A poly-cloud strategy
It’s important enterprises be flexible with their architectures; this is why Wells Fargo has built poly-cloud, poly-model frameworks with guardrails.
Wells Fargo has a strategic partnership with both GCP and Microsoft Azure, and is modernizing its apps by bursting into different infrastructure based on volume. GPUs have been added to the mix to make that poly cloud infrastructure more robust.
“It's not just one framework through which we build agents,” said Pogalur. “We want to give a full facade of more frameworks.” That could be LangGraph, semantic kernel, or any modalities natively available in cloud providers.
In recent years to prepare for AI, the financial giant has done a “huge recast” of its data centers, not just a ‘lift and shift’ but a modernization that is simpler, leaner and can run on a smaller footprint. “Our cost to run today versus cost to run in the future will look very different,” he said. “That’s a 5-to-10-year journey, not a one-year ROI.”
Another important consideration is keeping up with rapid-pace model releases.
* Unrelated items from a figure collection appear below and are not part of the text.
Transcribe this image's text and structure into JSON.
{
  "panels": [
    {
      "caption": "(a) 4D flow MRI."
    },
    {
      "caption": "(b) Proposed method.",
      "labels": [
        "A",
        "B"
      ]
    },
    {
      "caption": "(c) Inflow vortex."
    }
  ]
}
Unlike API versions where there's usually backward compatibility for 6 to 12 months, model providers are “not that patient” and are retiring older models much more quickly.
“So how do I protect my investments and the business continuity of apps that are consuming these?”
An atmosphere of experimentation
Wells Fargo supports “innovation at scale” but cherry picks the ideas that can add the most value. As Pogalur noted: “Not all ideas have a potential to be the next billion dollar idea, not all ideas are good ideas.”
This process is supported by an open-source “co-contribution model,” where small groups of internal users are given tools and asked for feedback, ‘thumbs up, thumbs down.’ The company also has a lab with a “completely walled infrastructure” where researchers can experiment with synthetic data generators that mimic Wells Fargo’s application surfaces.
“So they're able to test that, prove it out and say, ‘Hey, this works,’” Pogalur explained. “And then we figure out a way to source it into our ecosystem. It just gives you a power of scale and allows people to focus on building apps, as opposed to everybody learning a new framework as it gets dropped with a lack of consistency.”
Wells Fargo has also accepted OpenAI’s APIs as a standard to help establish consistency. This makes agent reskilling and platform rewriting “much, much faster, and cheaper for us.”
Continuous evaluation throughout these processes is critical; teams must test for bias and hallucinations, and analyze security risks and controls to help prevent breaches and prompt injection attacks. Pogalur noted that, while extremely important to AI development, open source frameworks can release vulnerable code into the wild.
Financial services, in particular, has to perform additional checks and balances, and every line of business must understand AI risks and establish mitigating controls.
Ultimately, Wells Fargo is taking a deliberate, pragmatic approach. “Getting to the latest and greatest on the day one of an announcement is not going to prove value,” said Pogalur. “We are trying to look at a steady state of adoption and scale and production.”